As cooperativas agropecuárias são grandes aliadas no fortalecimento dos produtores rurais e no desenvolvimento do agro. Com vasta experiência no mercado financeiro, Luiz Roberto Baggio é coordenador nacional do Ramo Agro da Organização das Cooperativas Brasileiras (OCB) e diretor-presidente da Cooperativa Bom Jesus, sendo reconhecido por sua liderança e habilidades estratégicas, que impulsionaram o crescimento das cooperativas no Paraná.
Nesta entrevista exclusiva para a Revista Coopercitrus, Baggio fala sobre o Plano Safra 2023/24 e como a união entre cooperativas pode contribuir para o fortalecimento da agricultura brasileira.

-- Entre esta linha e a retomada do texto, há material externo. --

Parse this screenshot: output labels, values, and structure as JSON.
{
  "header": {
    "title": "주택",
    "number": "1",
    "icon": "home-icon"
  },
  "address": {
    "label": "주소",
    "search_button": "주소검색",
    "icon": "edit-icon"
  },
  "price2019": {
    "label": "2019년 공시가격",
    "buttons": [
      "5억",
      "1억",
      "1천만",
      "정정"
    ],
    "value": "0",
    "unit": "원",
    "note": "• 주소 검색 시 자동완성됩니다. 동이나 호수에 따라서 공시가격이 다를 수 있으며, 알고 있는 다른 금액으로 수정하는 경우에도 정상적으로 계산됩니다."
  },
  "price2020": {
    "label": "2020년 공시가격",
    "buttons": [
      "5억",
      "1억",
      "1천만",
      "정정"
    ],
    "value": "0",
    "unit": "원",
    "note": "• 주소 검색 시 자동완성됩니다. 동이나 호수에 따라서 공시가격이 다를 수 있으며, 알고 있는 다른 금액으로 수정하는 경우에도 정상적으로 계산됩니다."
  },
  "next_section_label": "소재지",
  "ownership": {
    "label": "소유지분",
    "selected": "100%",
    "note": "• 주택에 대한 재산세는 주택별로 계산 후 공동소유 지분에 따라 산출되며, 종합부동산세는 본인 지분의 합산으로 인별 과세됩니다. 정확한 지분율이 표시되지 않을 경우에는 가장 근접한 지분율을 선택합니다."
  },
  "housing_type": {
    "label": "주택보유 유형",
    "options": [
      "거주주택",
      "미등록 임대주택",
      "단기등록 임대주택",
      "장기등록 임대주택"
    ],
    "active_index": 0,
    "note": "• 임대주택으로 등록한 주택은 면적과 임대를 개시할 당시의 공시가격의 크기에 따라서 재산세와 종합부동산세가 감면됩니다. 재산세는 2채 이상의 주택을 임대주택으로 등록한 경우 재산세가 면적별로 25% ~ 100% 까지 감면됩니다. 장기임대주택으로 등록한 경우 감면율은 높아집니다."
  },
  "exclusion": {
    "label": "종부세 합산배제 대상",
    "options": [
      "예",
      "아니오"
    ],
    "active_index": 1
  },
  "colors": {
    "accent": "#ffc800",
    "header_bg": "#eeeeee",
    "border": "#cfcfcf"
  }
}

Coopercitrus – O acesso ao crédito rural é uma preocupação constante para os agricultores. Qual é sua opinião sobre o Plano Safra 2023/24?
Luiz Roberto – O Plano Safra de R$ 364,2 bilhões destina R$ 272 bilhões para custeio e comercialização e R$ 92 bilhões para investimento. O volume é 34% superior ao anunciado na safra passada e é o maior da série histórica. O VBP (Valor Bruto da Produção Agropecuária) no Brasil passa de R$ 1,2 trilhão. Portanto, estamos falando de 30% da necessidade de crédito que a agricultura nacional precisa. Temos o maior volume de recurso, o que é positivo, mas o nosso país está aquém do volume de recurso necessário para atender às necessidades de crédito da produção bruta. As taxas de juros permaneceram iguais. Evidentemente, o governo está mais concentrado no antigo programa ABC, que agora é o “Renovagro Ambiental” e “Renovagro Demais”. O nome mudou, mas há uma redução de 0,5% nas taxas de juros em relação ao ano passado. Esse é o esforço do governo e das lideranças para beneficiar os que praticam a sustentabilidade. É importante que as pessoas entendam que os produtores realizam muitas iniciativas sustentáveis como geração de energia limpa, reflorestamento, manutenção de florestas nativas, programas de conservação de nascentes, ILPF (Integração Lavoura, Pecuária e Floresta) e uso de bioinsumos. A Coopercitrus trabalha muito para aumentar a produtividade, incentivando o uso adequado de insumos e a redução das emissões de gases de efeito estufa, com foco nas práticas sustentáveis. O governo reconhece a importância disso e oferece benefícios para quem reduz as emissões de CO2. Para a agricultura familiar, que é o foco das cooperativas, foram disponibilizados R$ 71,6 bilhões, um valor superior ao do ano passado, com taxas um pouco mais atrativas que variam de 2% a 5%. Ainda esperamos que os limites do Pronaf (Programa de Fortalecimento da Agricultura Familiar) sejam aumentados de R$ 500 mil para R$ 750 mil, o que proporcionará uma melhor adequação à DAP (Declaração de Aptidão ao Pronaf). Um aspecto do Plano Safra que não está de acordo é a alocação de recursos para subvenção do prêmio do seguro rural. Uma agricultura forte como a nossa necessita de seguro e nós precisamos ampliar esses recursos. Estamos trabalhando nesse ponto e solicitamos R$ 24,8 bilhões para equalização, mas parece que conseguiremos entre R$ 14 bilhões e R$ 15 bilhões. O aumento dos recursos destinados à poupança rural e à LCA (Letra de Crédito do Agronegócio) foi aceito. A fonte de recursos melhorou, mas é necessário equilibrar e oferecer juros mais adequados.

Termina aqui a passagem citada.